FAST published influential papers that informed systems like ZFS from Sun Microsystems, Btrfs from Oracle Corporation, and research prototypes that influenced Facebook storage efforts, Google infrastructure, and Netflix streaming backend. Landmark contributions addressed concepts from log-structured file system, shadow paging, copy-on-write, write-ahead logging, and distributed consensus such as implementations of Paxos and Raft used in storage metadata. Authors included researchers from University of Cambridge, University of Oxford, ETH Zurich, EPFL, and Tsinghua University.

Organization and Sponsorship

FAST was typically organized by committees composed of academics and industry practitioners representing ACM, USENIX, IEEE, SNIA, and Storage Networking Industry Association. Sponsors included corporations like Intel Corporation, Western Digital, Samsung Electronics, Micron Technology, and Seagate Technology. Funding and support came from research agencies such as National Science Foundation, European Research Council, DARPA, and agencies collaborating with NIH and NSF-funded centers.

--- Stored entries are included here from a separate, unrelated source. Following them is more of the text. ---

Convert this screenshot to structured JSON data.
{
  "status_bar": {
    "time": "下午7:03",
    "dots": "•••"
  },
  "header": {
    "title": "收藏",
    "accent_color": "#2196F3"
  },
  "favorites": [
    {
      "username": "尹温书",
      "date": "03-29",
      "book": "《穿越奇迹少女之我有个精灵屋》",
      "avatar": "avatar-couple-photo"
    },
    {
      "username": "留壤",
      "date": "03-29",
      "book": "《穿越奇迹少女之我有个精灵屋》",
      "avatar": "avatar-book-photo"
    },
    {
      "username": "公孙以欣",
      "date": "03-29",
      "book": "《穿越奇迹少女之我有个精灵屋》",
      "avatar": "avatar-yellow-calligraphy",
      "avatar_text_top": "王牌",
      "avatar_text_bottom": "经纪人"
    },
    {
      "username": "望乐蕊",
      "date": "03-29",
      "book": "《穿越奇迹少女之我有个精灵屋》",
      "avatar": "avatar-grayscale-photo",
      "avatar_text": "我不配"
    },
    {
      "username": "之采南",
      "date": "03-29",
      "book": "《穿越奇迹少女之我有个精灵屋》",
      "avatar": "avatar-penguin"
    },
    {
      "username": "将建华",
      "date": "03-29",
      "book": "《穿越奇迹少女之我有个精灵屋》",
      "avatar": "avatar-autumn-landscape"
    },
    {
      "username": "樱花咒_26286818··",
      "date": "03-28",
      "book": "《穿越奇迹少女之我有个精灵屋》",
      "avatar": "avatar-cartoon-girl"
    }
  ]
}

Impact on Industry and Research

FAST influenced product development and academic curricula through cross-pollination with projects at Google Cloud Platform, Microsoft Azure Storage, Amazon Web Services, Alibaba Cloud, and Tencent Cloud. Its findings informed standards work at IETF, IEEE Standards Association, and drove innovations adopted by vendors like EMC Corporation, Pure Storage, NetApp, IBM, and HPE. FAST-trained researchers advanced careers at institutions including LUMS, KAUST, Indian Institute of Science, National University of Singapore, and University of Melbourne, while contributions seeded startups and influenced open-source communities such as Linux Kernel, Kubernetes, Ceph, GlusterFS, and OpenStack.